De facto, as manifestações contra a Troika foram o contexto no qual nasceu o MAPA e há uma ligação entre esse momento e a necessidade de um projeto de informação crítica. Mas o que aí nos motivou foi a dinâmica nas ruas e esse potencial das ruas permanece independentemente da mudança política. O nosso projeto não se viu nesse sentido condicionado com a mudança do rumo parlamentar e partidário, pois esse não é o nosso rumo. Temos por vezes abordado questões que se relacionam com quadros políticos específicos, nacionais ou internacionais, mas diria que o nosso foco tem sido bastante indiferente à rotatividade simbólica dos partidos e das suas agendas.

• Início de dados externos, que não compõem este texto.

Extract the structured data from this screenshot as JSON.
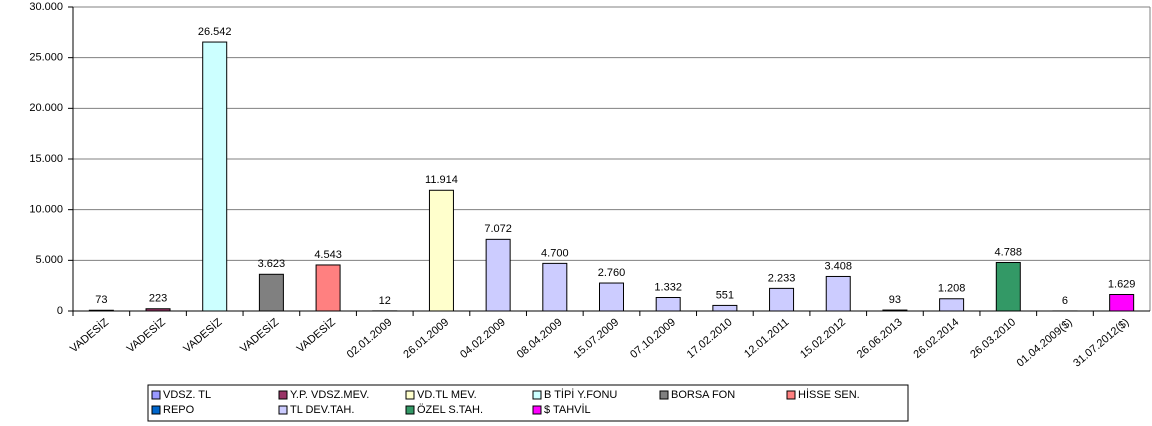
{
  "chart_data": {
    "type": "bar",
    "categories": [
      "VADESİZ",
      "VADESİZ",
      "VADESİZ",
      "VADESİZ",
      "VADESİZ",
      "02.01.2009",
      "26.01.2009",
      "04.02.2009",
      "08.04.2009",
      "15.07.2009",
      "07.10.2009",
      "17.02.2010",
      "12.01.2011",
      "15.02.2012",
      "26.06.2013",
      "26.02.2014",
      "26.03.2010",
      "01.04.2009($)",
      "31.07.2012($)"
    ],
    "series": [
      {
        "name": "VDSZ. TL",
        "color": "#9999ff",
        "values": [
          73,
          null,
          null,
          null,
          null,
          null,
          null,
          null,
          null,
          null,
          null,
          null,
          null,
          null,
          null,
          null,
          null,
          null,
          null
        ],
        "value_labels": [
          "73",
          null,
          null,
          null,
          null,
          null,
          null,
          null,
          null,
          null,
          null,
          null,
          null,
          null,
          null,
          null,
          null,
          null,
          null
        ]
      },
      {
        "name": "Y.P. VDSZ.MEV.",
        "color": "#993366",
        "values": [
          null,
          223,
          null,
          null,
          null,
          null,
          null,
          null,
          null,
          null,
          null,
          null,
          null,
          null,
          null,
          null,
          null,
          null,
          null
        ],
        "value_labels": [
          null,
          "223",
          null,
          null,
          null,
          null,
          null,
          null,
          null,
          null,
          null,
          null,
          null,
          null,
          null,
          null,
          null,
          null,
          null
        ]
      },
      {
        "name": "VD.TL MEV.",
        "color": "#ffffcc",
        "values": [
          null,
          null,
          null,
          null,
          null,
          null,
          11914,
          null,
          null,
          null,
          null,
          null,
          null,
          null,
          null,
          null,
          null,
          null,
          null
        ],
        "value_labels": [
          null,
          null,
          null,
          null,
          null,
          null,
          "11.914",
          null,
          null,
          null,
          null,
          null,
          null,
          null,
          null,
          null,
          null,
          null,
          null
        ]
      },
      {
        "name": "B TİPİ Y.FONU",
        "color": "#ccffff",
        "values": [
          null,
          null,
          26542,
          null,
          null,
          null,
          null,
          null,
          null,
          null,
          null,
          null,
          null,
          null,
          null,
          null,
          null,
          null,
          null
        ],
        "value_labels": [
          null,
          null,
          "26.542",
          null,
          null,
          null,
          null,
          null,
          null,
          null,
          null,
          null,
          null,
          null,
          null,
          null,
          null,
          null,
          null
        ]
      },
      {
        "name": "BORSA FON",
        "color": "#808080",
        "values": [
          null,
          null,
          null,
          3623,
          null,
          null,
          null,
          null,
          null,
          null,
          null,
          null,
          null,
          null,
          null,
          null,
          null,
          null,
          null
        ],
        "value_labels": [
          null,
          null,
          null,
          "3.623",
          null,
          null,
          null,
          null,
          null,
          null,
          null,
          null,
          null,
          null,
          null,
          null,
          null,
          null,
          null
        ]
      },
      {
        "name": "HİSSE SEN.",
        "color": "#ff8080",
        "values": [
          null,
          null,
          null,
          null,
          4543,
          null,
          null,
          null,
          null,
          null,
          null,
          null,
          null,
          null,
          null,
          null,
          null,
          null,
          null
        ],
        "value_labels": [
          null,
          null,
          null,
          null,
          "4.543",
          null,
          null,
          null,
          null,
          null,
          null,
          null,
          null,
          null,
          null,
          null,
          null,
          null,
          null
        ]
      },
      {
        "name": "REPO",
        "color": "#0066cc",
        "values": [
          null,
          null,
          null,
          null,
          null,
          12,
          null,
          null,
          null,
          null,
          null,
          null,
          null,
          null,
          null,
          null,
          null,
          null,
          null
        ],
        "value_labels": [
          null,
          null,
          null,
          null,
          null,
          "12",
          null,
          null,
          null,
          null,
          null,
          null,
          null,
          null,
          null,
          null,
          null,
          null,
          null
        ]
      },
      {
        "name": "TL DEV.TAH.",
        "color": "#ccccff",
        "values": [
          null,
          null,
          null,
          null,
          null,
          null,
          null,
          7072,
          4700,
          2760,
          1332,
          551,
          2233,
          3408,
          93,
          1208,
          null,
          null,
          null
        ],
        "value_labels": [
          null,
          null,
          null,
          null,
          null,
          null,
          null,
          "7.072",
          "4.700",
          "2.760",
          "1.332",
          "551",
          "2.233",
          "3.408",
          "93",
          "1.208",
          null,
          null,
          null
        ]
      },
      {
        "name": "ÖZEL S.TAH.",
        "color": "#339966",
        "values": [
          null,
          null,
          null,
          null,
          null,
          null,
          null,
          null,
          null,
          null,
          null,
          null,
          null,
          null,
          null,
          null,
          4788,
          null,
          null
        ],
        "value_labels": [
          null,
          null,
          null,
          null,
          null,
          null,
          null,
          null,
          null,
          null,
          null,
          null,
          null,
          null,
          null,
          null,
          "4.788",
          null,
          null
        ]
      },
      {
        "name": "$ TAHVİL",
        "color": "#ff00ff",
        "values": [
          null,
          null,
          null,
          null,
          null,
          null,
          null,
          null,
          null,
          null,
          null,
          null,
          null,
          null,
          null,
          null,
          null,
          6,
          1629
        ],
        "value_labels": [
          null,
          null,
          null,
          null,
          null,
          null,
          null,
          null,
          null,
          null,
          null,
          null,
          null,
          null,
          null,
          null,
          null,
          "6",
          "1.629"
        ]
      }
    ],
    "ylim": [
      0,
      30000
    ],
    "yticks": [
      0,
      {
        "value": 5000,
        "label": "5.000"
      },
      {
        "value": 10000,
        "label": "10.000"
      },
      {
        "value": 15000,
        "label": "15.000"
      },
      {
        "value": 20000,
        "label": "20.000"
      },
      {
        "value": 25000,
        "label": "25.000"
      },
      {
        "value": 30000,
        "label": "30.000"
      }
    ],
    "grid": true,
    "legend": "bottom"
  }
}
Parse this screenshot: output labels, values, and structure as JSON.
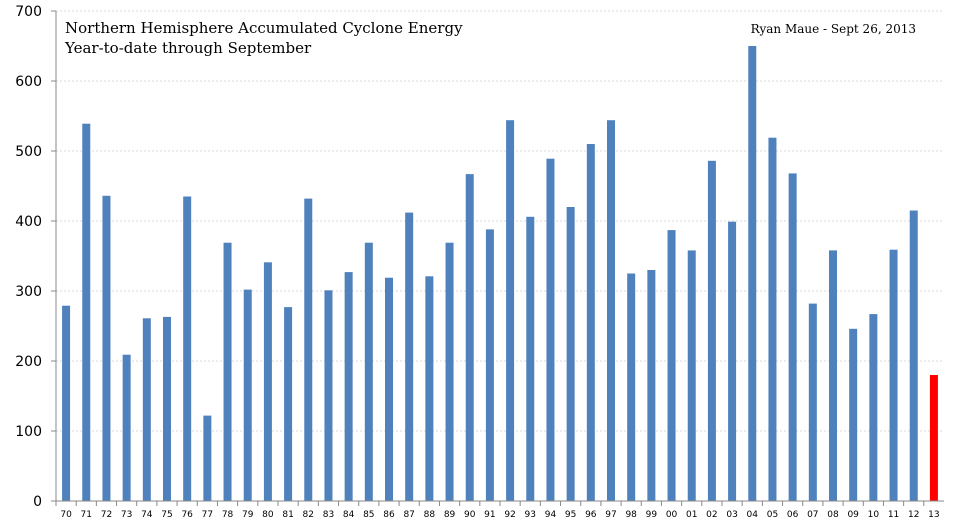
{
  "chart_data": {
    "type": "bar",
    "title": "Northern Hemisphere Accumulated Cyclone Energy",
    "subtitle": "Year-to-date through September",
    "credit": "Ryan Maue - Sept 26, 2013",
    "xlabel": "",
    "ylabel": "",
    "ylim": [
      0,
      700
    ],
    "yticks": [
      0,
      100,
      200,
      300,
      400,
      500,
      600,
      700
    ],
    "grid": true,
    "colors": {
      "bar": "#4f81bd",
      "highlight": "#ff0000"
    },
    "highlight_category": "13",
    "categories": [
      "70",
      "71",
      "72",
      "73",
      "74",
      "75",
      "76",
      "77",
      "78",
      "79",
      "80",
      "81",
      "82",
      "83",
      "84",
      "85",
      "86",
      "87",
      "88",
      "89",
      "90",
      "91",
      "92",
      "93",
      "94",
      "95",
      "96",
      "97",
      "98",
      "99",
      "00",
      "01",
      "02",
      "03",
      "04",
      "05",
      "06",
      "07",
      "08",
      "09",
      "10",
      "11",
      "12",
      "13"
    ],
    "values": [
      279,
      539,
      436,
      209,
      261,
      263,
      435,
      122,
      369,
      302,
      341,
      277,
      432,
      301,
      327,
      369,
      319,
      412,
      321,
      369,
      467,
      388,
      544,
      406,
      489,
      420,
      510,
      544,
      325,
      330,
      387,
      358,
      486,
      399,
      650,
      519,
      468,
      282,
      358,
      246,
      267,
      359,
      415,
      180
    ]
  }
}
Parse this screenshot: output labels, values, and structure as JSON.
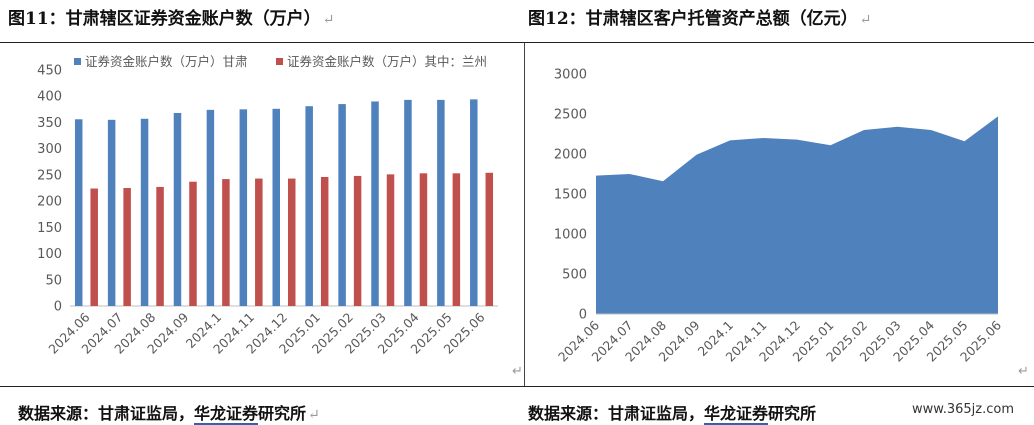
{
  "figures": {
    "left_title": "图11：甘肃辖区证券资金账户数（万户）",
    "right_title": "图12：甘肃辖区客户托管资产总额（亿元）",
    "return_mark": "↵"
  },
  "source": {
    "prefix": "数据来源：甘肃证监局，",
    "underlined": "华龙证券",
    "suffix": "研究所"
  },
  "watermark": "www.365jz.com",
  "colors": {
    "blue": "#4f81bd",
    "red": "#c0504d",
    "area": "#4f81bd"
  },
  "chart_data": [
    {
      "type": "bar",
      "title": "",
      "categories": [
        "2024.06",
        "2024.07",
        "2024.08",
        "2024.09",
        "2024.1",
        "2024.11",
        "2024.12",
        "2025.01",
        "2025.02",
        "2025.03",
        "2025.04",
        "2025.05",
        "2025.06"
      ],
      "series": [
        {
          "name": "证券资金账户数（万户）甘肃",
          "color": "#4f81bd",
          "values": [
            356,
            355,
            357,
            368,
            374,
            375,
            376,
            381,
            385,
            390,
            393,
            393,
            394
          ]
        },
        {
          "name": "证券资金账户数（万户）其中：兰州",
          "color": "#c0504d",
          "values": [
            224,
            225,
            227,
            237,
            242,
            243,
            243,
            246,
            248,
            251,
            253,
            253,
            254
          ]
        }
      ],
      "ylim": [
        0,
        450
      ],
      "yticks": [
        0,
        50,
        100,
        150,
        200,
        250,
        300,
        350,
        400,
        450
      ],
      "legend": "top",
      "grid": false
    },
    {
      "type": "area",
      "title": "",
      "categories": [
        "2024.06",
        "2024.07",
        "2024.08",
        "2024.09",
        "2024.1",
        "2024.11",
        "2024.12",
        "2025.01",
        "2025.02",
        "2025.03",
        "2025.04",
        "2025.05",
        "2025.06"
      ],
      "values": [
        1730,
        1750,
        1660,
        1990,
        2170,
        2200,
        2180,
        2110,
        2300,
        2340,
        2300,
        2160,
        2470
      ],
      "ylim": [
        0,
        3000
      ],
      "yticks": [
        0,
        500,
        1000,
        1500,
        2000,
        2500,
        3000
      ],
      "grid": false
    }
  ]
}
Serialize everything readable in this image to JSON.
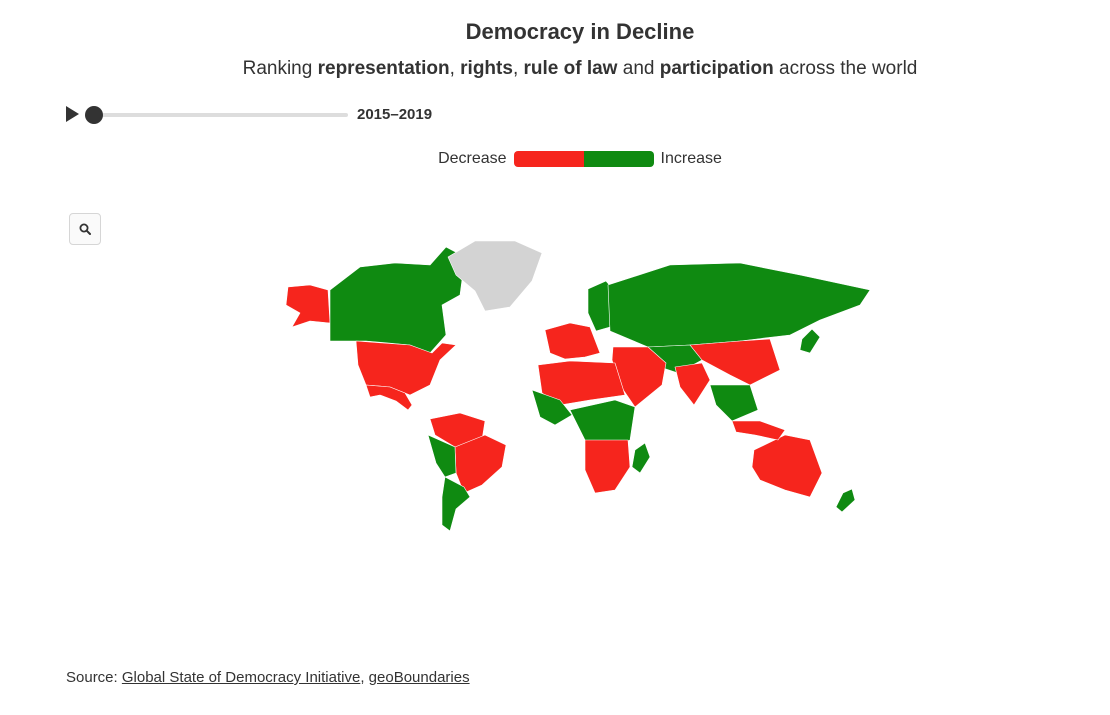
{
  "header": {
    "title": "Democracy in Decline",
    "subtitle": {
      "prefix": "Ranking ",
      "term1": "representation",
      "sep1": ", ",
      "term2": "rights",
      "sep2": ", ",
      "term3": "rule of law",
      "sep3": " and ",
      "term4": "participation",
      "suffix": " across the world"
    }
  },
  "player": {
    "period": "2015–2019",
    "play_icon": "play-icon",
    "progress": 0
  },
  "legend": {
    "low_label": "Decrease",
    "high_label": "Increase",
    "low_color": "#f6251d",
    "high_color": "#0f8a11",
    "nodata_color": "#d3d3d3"
  },
  "zoom": {
    "icon": "search-icon"
  },
  "map": {
    "regions": [
      {
        "name": "Alaska",
        "status": "decrease"
      },
      {
        "name": "Canada",
        "status": "increase"
      },
      {
        "name": "United States",
        "status": "decrease"
      },
      {
        "name": "Mexico",
        "status": "decrease"
      },
      {
        "name": "Greenland",
        "status": "nodata"
      },
      {
        "name": "South America North",
        "status": "decrease"
      },
      {
        "name": "Brazil",
        "status": "decrease"
      },
      {
        "name": "Andean West",
        "status": "increase"
      },
      {
        "name": "Southern Cone",
        "status": "increase"
      },
      {
        "name": "Western Europe",
        "status": "decrease"
      },
      {
        "name": "Scandinavia",
        "status": "increase"
      },
      {
        "name": "Russia",
        "status": "increase"
      },
      {
        "name": "Central Asia",
        "status": "increase"
      },
      {
        "name": "China",
        "status": "decrease"
      },
      {
        "name": "India",
        "status": "decrease"
      },
      {
        "name": "Southeast Asia",
        "status": "increase"
      },
      {
        "name": "Middle East",
        "status": "decrease"
      },
      {
        "name": "North Africa",
        "status": "decrease"
      },
      {
        "name": "West Africa",
        "status": "increase"
      },
      {
        "name": "Central Africa",
        "status": "increase"
      },
      {
        "name": "Southern Africa",
        "status": "decrease"
      },
      {
        "name": "Madagascar",
        "status": "increase"
      },
      {
        "name": "Australia",
        "status": "decrease"
      },
      {
        "name": "New Zealand",
        "status": "increase"
      },
      {
        "name": "Japan",
        "status": "increase"
      },
      {
        "name": "Indonesia",
        "status": "decrease"
      }
    ]
  },
  "footer": {
    "prefix": "Source: ",
    "link1": "Global State of Democracy Initiative",
    "sep": ", ",
    "link2": "geoBoundaries"
  }
}
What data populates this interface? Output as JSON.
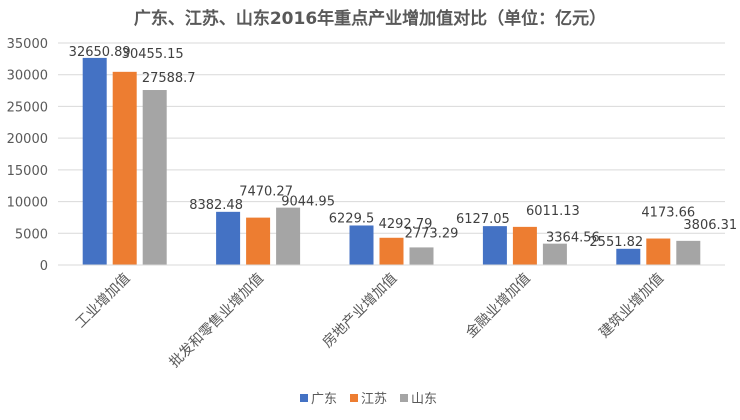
{
  "chart_data": {
    "type": "bar",
    "title": "广东、江苏、山东2016年重点产业增加值对比（单位：亿元）",
    "xlabel": "",
    "ylabel": "",
    "ylim": [
      0,
      35000
    ],
    "yticks": [
      "0",
      "5000",
      "10000",
      "15000",
      "20000",
      "25000",
      "30000",
      "35000"
    ],
    "grid": true,
    "legend": "bottom",
    "categories": [
      "工业增加值",
      "批发和零售业增加值",
      "房地产业增加值",
      "金融业增加值",
      "建筑业增加值"
    ],
    "series": [
      {
        "name": "广东",
        "color": "#4472C4",
        "values": [
          32650.89,
          8382.48,
          6229.5,
          6127.05,
          2551.82
        ],
        "labels": [
          "32650.89",
          "8382.48",
          "6229.5",
          "6127.05",
          "2551.82"
        ]
      },
      {
        "name": "江苏",
        "color": "#ED7D31",
        "values": [
          30455.15,
          7470.27,
          4292.79,
          6011.13,
          4173.66
        ],
        "labels": [
          "30455.15",
          "7470.27",
          "4292.79",
          "6011.13",
          "4173.66"
        ]
      },
      {
        "name": "山东",
        "color": "#A5A5A5",
        "values": [
          27588.7,
          9044.95,
          2773.29,
          3364.56,
          3806.31
        ],
        "labels": [
          "27588.7",
          "9044.95",
          "2773.29",
          "3364.56",
          "3806.31"
        ]
      }
    ]
  }
}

Por último, no contexto da revolução de 25 de Abril e sobretudo do PREC que se seguiu, o povo português mostrou a maior capacidade mobilizadora na Europa; as comissões de moradores, as ocupações de terras, a autonomia operária etc. sustentaram a tentativa revolucionária no espaço de mais dum ano. Som os movimentos emancipadores de hoje herdeiros diretos destas experiências ou pelo contrário, obedecem a novas dinâmicas de luta desvinculadas do passado?
Nós diríamos que as dinâmicas de hoje são outras. Apesar de as experiências que herdamos e conhecemos do pós 25 de Abril em Portugal estarem ainda muito presentes, e trazerem especificidades de onde muito se pode aprender, o mundo é hoje muito diferente e a emancipação também ganha outras formas, o que não quer dizer que não haja lugar a determinados modos de organização – como seja uma comissão de moradores ou a ocupação de uma terra. Acreditamos que beber de diferentes experiências é crucial para a nossa capacidade especulativa, mas não acreditamos na réplica nem no ‘movimento’ como algo que atravessa décadas e militantes. Um movimento é sempre situado, é sempre um evento. O MAPA tem tido, no entanto, a preocupação de dar voz à memória dos actores desses movimentos que falas, como foi na crónica a que se publicou à volta do José Afonso, participando num esforço de contrariar o exercício das Histórias oficiais e institucionais que dia-a-dia querem apagar esses tempos da revolução, domesticando e apaziguando a memória. Preferimos claramente a agitação dessa memória, mas para que sirva a novas dinâmicas reinventadas.